Defiant Putin visits occupied Mariupol, symbol of Ukrainian resistance



CNN

Vladimir Putin visited Russian-occupied Mariupol in a seemingly defiant move reported by the Kremlin just days after the International Criminal Court issued an arrest warrant for him.

Putin was flown to Mariupol by helicopter and toured parts of the city by car, according to a Kremlin statement released on Sunday.

He said the Russian leader stopped to talk to residents of the city’s Nevsky district and claimed he had been invited to a resident’s house. He did not say when the visit took place.

News of the visit comes after the ICC on Friday issued arrest warrants for Putin and Russian official Maria Lvova-Belova over an alleged plan to deport Ukrainian children to Russia.

The visit is likely to be seen as particularly provocative for Ukrainians, as Mariupol has long been a symbol of resistance which has seen some of the fiercest fighting since Russia launched its invasion last year.

The Kremlin said Putin also surveyed Mariupol’s coastline, visiting a yacht club and a theater.

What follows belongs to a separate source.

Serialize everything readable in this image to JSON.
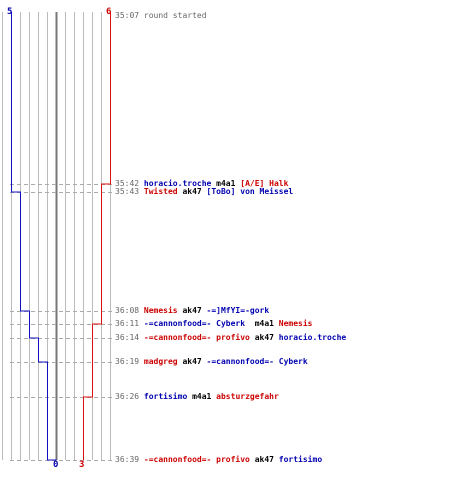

Russian Deputy Prime Minister Marat Khusnullin spoke in detail to Putin about “ongoing construction and restoration work” in the city.

The Kremlin added that Putin held a meeting at the special military operation command post in Rostov-on-Don.

Putin heard reports from Chief of the General Staff – First Deputy Defense Minister Valery Gerasimov, and a number of military leaders, the statement continued.

Mariupol, a port city on the Sea of ​​Azov, is located in Ukraine’s Donetsk Oblast and has been under direct Russian control since May 2022.

It was in Mariupol that Russian forces have carried out some of their most notorious strikes, including an attack on a maternity hospital last March and the bombing of a theater that forced hundreds of civilians to take refuge.

Mariupol became a symbol of Ukrainian resistance during weeks of relentless Russian attacks last year. Famously, even when most of the city had fallen, its defenders held off the Azovstal Ironworks for weeks before the fortress finally fell.

Defense analysts previously told CNN that Russian forces attempted to flatten Mariupol to make the city “easier to control.”

Of the 450,000 people who lived in the city before the war, more than a third have already left.